Werkgroepverbod
Rector Han van Krieken wil dat iedereen mee kan doen. In zijn speech tijdens de opening van het academisch jaar in De Vereeniging maakte hij zich zorgen om diegenen die ‘niet het juiste talent of opleiding’ hebben in onze samenleving. Ze worden achtergesteld, vergeten en in de steek gelaten. Van Krieken riep vervolgens niet op tot hogere belastingen voor multinationals, pleitte niet voor meer sociale huurwoningen en evenmin voor de herinvoering van de basisbeurs. Nee, volgens Van Krieken moeten we mensen zonder diploma’s vooral serieus nemen. ‘In onze samenleving wordt verbaasd gekeken als een illusionist iets verstandigs zegt, of als een populaire zanger de slimste blijkt. We denken dat opleiding alles bepaalt.’

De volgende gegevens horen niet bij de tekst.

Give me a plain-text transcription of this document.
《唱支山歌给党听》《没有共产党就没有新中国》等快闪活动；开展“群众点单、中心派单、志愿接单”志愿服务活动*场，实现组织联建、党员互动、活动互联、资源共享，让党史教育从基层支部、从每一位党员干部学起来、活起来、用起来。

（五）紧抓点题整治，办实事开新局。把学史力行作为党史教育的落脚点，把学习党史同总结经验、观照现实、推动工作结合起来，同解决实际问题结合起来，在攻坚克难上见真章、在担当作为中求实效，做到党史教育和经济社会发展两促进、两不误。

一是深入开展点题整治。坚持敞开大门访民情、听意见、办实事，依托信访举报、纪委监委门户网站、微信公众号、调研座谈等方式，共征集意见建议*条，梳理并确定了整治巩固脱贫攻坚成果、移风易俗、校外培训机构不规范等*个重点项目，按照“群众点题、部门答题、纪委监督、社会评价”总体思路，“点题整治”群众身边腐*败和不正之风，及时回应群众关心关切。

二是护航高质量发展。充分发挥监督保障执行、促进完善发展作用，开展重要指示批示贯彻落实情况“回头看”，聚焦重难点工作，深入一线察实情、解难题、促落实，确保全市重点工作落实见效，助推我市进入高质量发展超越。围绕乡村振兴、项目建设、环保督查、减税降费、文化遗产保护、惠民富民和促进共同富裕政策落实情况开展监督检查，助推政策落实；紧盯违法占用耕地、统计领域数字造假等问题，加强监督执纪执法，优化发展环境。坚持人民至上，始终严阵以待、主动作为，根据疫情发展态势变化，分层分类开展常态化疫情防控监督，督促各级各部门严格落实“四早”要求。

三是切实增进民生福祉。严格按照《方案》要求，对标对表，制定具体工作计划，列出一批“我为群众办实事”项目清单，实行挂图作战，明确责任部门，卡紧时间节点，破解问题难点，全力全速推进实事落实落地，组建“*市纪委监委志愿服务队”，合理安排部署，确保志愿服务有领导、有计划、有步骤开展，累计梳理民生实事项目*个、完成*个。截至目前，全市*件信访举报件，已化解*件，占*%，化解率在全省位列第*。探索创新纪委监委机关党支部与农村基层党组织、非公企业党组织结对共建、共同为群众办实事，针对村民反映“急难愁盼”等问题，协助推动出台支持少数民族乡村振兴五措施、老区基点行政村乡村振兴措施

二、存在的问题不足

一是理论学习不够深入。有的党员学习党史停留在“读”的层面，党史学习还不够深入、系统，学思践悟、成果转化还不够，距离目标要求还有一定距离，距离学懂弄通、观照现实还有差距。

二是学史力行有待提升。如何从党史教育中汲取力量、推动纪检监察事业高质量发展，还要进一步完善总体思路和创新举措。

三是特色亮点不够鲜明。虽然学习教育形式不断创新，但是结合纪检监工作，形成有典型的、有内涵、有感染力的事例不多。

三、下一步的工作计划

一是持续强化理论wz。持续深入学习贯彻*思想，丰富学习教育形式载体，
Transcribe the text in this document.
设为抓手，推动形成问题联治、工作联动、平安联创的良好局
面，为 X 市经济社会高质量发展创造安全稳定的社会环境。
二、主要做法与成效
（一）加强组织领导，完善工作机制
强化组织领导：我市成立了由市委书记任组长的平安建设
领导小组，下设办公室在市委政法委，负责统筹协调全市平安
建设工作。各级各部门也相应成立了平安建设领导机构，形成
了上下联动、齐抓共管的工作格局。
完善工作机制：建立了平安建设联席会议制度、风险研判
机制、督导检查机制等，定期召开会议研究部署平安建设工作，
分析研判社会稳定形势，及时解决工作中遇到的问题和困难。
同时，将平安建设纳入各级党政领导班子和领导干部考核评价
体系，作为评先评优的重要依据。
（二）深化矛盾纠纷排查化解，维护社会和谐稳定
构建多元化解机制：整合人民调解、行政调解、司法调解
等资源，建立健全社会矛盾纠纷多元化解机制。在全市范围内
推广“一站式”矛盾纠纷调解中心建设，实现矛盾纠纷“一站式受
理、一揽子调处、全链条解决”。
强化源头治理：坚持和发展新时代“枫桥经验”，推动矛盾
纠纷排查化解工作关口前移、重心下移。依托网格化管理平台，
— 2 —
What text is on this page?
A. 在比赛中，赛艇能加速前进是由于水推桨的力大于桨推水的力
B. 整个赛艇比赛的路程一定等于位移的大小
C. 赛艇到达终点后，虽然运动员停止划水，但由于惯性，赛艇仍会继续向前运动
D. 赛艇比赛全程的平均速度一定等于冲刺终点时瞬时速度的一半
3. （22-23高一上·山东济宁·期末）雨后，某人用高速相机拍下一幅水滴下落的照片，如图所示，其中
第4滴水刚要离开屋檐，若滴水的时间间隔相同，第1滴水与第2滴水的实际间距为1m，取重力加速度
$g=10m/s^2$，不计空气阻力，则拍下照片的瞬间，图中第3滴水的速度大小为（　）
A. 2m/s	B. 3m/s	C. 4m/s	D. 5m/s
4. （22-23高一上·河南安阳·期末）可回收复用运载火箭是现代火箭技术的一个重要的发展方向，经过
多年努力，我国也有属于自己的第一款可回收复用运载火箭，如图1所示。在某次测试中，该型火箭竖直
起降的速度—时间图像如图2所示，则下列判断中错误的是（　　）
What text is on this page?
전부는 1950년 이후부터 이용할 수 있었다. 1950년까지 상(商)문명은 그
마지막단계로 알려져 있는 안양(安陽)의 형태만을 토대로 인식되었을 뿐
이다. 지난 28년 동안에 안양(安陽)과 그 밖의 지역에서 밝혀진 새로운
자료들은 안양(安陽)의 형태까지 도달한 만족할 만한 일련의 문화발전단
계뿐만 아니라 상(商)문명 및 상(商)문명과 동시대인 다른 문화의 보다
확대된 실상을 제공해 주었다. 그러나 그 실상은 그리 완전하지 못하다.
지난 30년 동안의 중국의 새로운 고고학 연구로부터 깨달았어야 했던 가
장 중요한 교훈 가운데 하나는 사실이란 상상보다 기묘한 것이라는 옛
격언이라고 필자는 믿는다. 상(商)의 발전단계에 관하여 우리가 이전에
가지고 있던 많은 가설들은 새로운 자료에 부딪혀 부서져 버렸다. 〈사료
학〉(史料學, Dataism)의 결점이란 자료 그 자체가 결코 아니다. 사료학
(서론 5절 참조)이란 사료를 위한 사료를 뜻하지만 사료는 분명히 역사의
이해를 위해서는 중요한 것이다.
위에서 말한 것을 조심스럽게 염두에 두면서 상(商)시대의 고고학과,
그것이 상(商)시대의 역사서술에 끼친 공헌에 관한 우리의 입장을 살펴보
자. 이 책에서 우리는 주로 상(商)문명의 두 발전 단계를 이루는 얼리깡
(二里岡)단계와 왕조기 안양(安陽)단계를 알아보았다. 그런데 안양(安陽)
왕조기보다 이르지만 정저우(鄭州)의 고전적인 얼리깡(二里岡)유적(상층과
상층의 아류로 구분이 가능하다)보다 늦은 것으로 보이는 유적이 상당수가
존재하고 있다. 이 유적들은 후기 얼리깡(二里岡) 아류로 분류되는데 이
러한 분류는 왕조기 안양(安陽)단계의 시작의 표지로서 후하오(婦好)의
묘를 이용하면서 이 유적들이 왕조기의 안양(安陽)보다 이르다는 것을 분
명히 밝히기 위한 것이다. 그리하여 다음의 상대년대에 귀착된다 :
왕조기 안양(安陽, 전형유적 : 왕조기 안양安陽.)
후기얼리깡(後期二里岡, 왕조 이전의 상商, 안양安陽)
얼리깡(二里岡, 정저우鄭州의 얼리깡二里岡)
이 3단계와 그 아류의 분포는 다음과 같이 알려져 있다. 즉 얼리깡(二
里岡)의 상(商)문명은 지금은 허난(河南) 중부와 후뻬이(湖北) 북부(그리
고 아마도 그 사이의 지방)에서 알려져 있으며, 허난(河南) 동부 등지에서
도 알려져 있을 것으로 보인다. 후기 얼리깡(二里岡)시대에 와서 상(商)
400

Het zijn opmerkelijke observaties van onze baas in toga. De universiteit vaardigt immers diploma’s uit. Dan is het toch gek dat uitgerekend de rector stelt dat we die oorkondes niet al te belangrijk moeten maken. Van Kriekens betoog ademt de vrees voor de ‘diplomademocratie’, een term van sociologen en politicologen voor de groeiende kloof tussen theoretisch en praktisch opgeleiden. Zijn zorgen zijn terecht. Maar de oplossing voor dit probleem is een culturele en financiële herwaardering van ambacht en praktische vaardigheden, niet het bagatelliseren van onze eigen opleidingen. Want ja, ons academische papiertje doet er wel toe.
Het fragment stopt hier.